SETENGAH jam sebelum pementasan dimulai, peserta Tari Joged Bumbung tampak hilir mudik di halaman lapangan upacara Universitas Pendidikan Ganesha (Undiksha) Singaraja, Bali. Dengan riasan yang khas, kebaya berwarna putih, dan gelung di kepala berwarna kuning keemasan, mereka terlihat antusias untuk unjuk kebolehan di hadapan Rektor Undiksha beserta jajaran dan perwakilan dari Museum Rekor Indonesia (MURI).
Sembari menunggu giliran untuk tampil, peserta Joged Bumbung berpencar di sekitaran lapangan upacara dan berkumpul sesuai nomor urut masing-masing. Sesekali mereka terlihat mengibas-ngibaskan kipasnya guna mendinginkan suhu badannya, jika tidak menjaga riasannya tetap utuh. Sebab, cuaca sore itu memang sedikit panas.
Di sisi lain, tepatnya di tengah-tengah lapangan upacara, ratusan mahasiswa tampak berparade dengan menggunakan atribut serta bendera fakultas kebanggaan masing-masing. Suasana menjadi semakin meriah dengan adanya teriakan slogan-slogan dari mahasiswa yang berpartisipasi dalam kegiatan sore itu.
Para penari Joged Bumbung sebelum pementasan / Foto: Jaswanto
Ya, sore itu, di lapangan upacara Undiksha, sedang berlangsung pembukaan Dies Natalis Undiksha ke-31. Dengan mengusung tema “Harmony in Action, Leading With Passion”, Undiksha berusaha menampilkan sesuatu hal yang berbeda dari dies natalis tahun-tahun sebelumnya. Kali ini, Undiksha menghadirkan 1.131 penari Joged Bumbung untuk memeriahkan acara pembukaan dies dan untuk memecahkan rekor Muri dengan kategori penari terbanyak.

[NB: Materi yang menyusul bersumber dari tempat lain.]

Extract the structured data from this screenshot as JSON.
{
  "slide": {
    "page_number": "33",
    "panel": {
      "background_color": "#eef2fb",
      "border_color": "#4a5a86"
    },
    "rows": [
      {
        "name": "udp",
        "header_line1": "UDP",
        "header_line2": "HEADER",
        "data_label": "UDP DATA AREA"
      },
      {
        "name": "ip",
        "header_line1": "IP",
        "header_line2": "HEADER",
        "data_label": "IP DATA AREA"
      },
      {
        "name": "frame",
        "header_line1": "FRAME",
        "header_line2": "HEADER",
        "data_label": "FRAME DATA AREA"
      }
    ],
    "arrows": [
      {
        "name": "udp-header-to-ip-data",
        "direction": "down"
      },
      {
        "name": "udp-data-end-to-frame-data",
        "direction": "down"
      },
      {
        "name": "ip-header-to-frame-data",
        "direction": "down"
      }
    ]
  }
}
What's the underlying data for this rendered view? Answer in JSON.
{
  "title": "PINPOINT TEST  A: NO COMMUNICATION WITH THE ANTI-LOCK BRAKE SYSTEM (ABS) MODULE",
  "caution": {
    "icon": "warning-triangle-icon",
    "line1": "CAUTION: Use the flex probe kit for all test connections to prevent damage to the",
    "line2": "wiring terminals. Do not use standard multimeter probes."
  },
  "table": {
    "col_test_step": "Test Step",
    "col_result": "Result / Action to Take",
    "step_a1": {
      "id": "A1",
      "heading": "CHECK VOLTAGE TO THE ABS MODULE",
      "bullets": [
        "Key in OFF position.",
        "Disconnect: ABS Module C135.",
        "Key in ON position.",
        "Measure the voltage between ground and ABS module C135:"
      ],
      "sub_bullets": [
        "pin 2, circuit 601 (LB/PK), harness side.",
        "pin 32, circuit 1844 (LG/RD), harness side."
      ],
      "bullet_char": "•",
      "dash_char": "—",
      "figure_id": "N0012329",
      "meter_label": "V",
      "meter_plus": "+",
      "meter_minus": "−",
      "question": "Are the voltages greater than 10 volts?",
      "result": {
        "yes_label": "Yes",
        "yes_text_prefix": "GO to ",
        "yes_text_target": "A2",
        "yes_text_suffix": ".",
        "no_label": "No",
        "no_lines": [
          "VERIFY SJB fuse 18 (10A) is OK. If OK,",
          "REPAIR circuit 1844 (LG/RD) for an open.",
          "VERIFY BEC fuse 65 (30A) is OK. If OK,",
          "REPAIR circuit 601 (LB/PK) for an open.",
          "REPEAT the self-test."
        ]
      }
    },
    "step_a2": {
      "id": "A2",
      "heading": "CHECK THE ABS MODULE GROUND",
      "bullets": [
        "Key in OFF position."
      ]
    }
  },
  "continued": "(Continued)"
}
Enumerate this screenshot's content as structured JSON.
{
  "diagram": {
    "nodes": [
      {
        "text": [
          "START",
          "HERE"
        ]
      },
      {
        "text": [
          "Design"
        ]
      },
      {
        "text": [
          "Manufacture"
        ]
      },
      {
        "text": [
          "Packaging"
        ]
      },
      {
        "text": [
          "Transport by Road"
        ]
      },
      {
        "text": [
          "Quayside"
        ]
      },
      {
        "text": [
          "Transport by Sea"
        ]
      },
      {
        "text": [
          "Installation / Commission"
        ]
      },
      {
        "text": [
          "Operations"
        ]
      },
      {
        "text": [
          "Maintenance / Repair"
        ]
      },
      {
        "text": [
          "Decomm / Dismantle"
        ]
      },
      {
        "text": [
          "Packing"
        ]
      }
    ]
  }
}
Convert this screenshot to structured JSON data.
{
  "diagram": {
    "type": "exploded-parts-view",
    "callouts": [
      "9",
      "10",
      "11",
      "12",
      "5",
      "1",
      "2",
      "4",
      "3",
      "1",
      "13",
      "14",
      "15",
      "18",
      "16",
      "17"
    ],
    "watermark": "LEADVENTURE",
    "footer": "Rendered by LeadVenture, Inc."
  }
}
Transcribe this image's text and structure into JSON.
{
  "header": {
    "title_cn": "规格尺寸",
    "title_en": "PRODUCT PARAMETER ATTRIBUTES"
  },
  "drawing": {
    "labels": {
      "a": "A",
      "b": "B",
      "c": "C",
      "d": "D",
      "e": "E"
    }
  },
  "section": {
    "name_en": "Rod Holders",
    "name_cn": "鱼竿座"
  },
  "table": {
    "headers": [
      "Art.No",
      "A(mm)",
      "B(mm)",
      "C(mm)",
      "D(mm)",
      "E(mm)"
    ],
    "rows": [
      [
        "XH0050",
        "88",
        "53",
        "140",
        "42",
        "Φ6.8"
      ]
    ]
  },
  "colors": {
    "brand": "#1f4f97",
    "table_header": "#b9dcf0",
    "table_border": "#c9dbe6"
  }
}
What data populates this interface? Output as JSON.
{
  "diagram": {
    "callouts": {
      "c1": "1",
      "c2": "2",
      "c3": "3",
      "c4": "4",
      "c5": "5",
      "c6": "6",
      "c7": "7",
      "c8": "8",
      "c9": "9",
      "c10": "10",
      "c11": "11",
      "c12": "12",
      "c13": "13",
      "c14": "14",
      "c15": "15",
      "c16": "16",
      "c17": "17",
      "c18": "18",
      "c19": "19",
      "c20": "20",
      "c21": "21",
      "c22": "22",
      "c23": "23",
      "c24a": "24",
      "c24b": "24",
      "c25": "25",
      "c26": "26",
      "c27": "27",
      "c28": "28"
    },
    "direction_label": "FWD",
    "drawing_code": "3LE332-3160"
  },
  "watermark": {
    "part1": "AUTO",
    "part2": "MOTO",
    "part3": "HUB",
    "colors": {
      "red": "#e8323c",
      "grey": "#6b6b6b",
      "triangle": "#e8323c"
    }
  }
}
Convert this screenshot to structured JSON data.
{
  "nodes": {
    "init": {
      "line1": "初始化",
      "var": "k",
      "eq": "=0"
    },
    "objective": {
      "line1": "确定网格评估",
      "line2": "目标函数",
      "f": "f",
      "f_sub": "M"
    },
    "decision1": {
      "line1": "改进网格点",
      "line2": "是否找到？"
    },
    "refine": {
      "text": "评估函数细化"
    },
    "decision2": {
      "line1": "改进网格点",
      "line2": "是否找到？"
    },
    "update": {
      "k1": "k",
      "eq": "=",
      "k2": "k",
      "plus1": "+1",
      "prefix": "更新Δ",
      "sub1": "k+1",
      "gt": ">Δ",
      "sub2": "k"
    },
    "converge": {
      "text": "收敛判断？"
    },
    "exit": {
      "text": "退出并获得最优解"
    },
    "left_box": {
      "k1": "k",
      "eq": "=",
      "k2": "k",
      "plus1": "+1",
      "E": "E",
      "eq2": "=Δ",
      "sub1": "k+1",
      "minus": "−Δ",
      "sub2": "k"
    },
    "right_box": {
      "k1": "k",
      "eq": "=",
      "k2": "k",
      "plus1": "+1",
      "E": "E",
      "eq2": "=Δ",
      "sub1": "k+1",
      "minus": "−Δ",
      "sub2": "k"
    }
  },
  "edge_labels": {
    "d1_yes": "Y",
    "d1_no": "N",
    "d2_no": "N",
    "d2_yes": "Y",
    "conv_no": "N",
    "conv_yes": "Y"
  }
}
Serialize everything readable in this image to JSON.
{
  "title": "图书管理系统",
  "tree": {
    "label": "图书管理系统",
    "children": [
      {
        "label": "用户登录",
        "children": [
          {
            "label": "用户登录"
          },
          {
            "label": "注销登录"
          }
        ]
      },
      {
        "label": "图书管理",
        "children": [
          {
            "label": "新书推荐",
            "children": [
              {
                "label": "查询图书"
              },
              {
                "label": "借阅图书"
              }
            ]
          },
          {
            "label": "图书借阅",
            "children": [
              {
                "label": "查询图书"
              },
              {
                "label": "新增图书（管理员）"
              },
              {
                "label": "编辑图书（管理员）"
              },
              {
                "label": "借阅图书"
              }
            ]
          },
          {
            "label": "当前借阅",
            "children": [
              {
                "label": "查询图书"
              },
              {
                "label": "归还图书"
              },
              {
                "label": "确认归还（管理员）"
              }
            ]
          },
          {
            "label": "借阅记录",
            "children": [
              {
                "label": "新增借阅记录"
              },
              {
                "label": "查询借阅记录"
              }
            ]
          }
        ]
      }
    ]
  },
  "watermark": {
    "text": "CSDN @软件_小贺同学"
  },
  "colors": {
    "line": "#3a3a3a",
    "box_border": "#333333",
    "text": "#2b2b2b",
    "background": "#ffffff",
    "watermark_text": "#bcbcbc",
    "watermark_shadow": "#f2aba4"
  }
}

Salah satu peserta Tari Joged Bumbung, Jegeg Ravindra, mahasiswa Prodi Bahasa Inggris Undiksha, menyampaikan bahwa gelaran ini sudah dipersiapkan sejak dua bulan yang lalu dengan intensitas latihan yang tidak terlalu banyak.
“Persiapannya itu selama 2 bulan, tapi intensif latihannya itu dari akhir Desember. Dan latihannya nggak lama,” katanya, kepada tatkala.co saat ditemui di Fakultas Kedokteran Undiksha sebelum pementasan, Rabu (10/01/23) sore.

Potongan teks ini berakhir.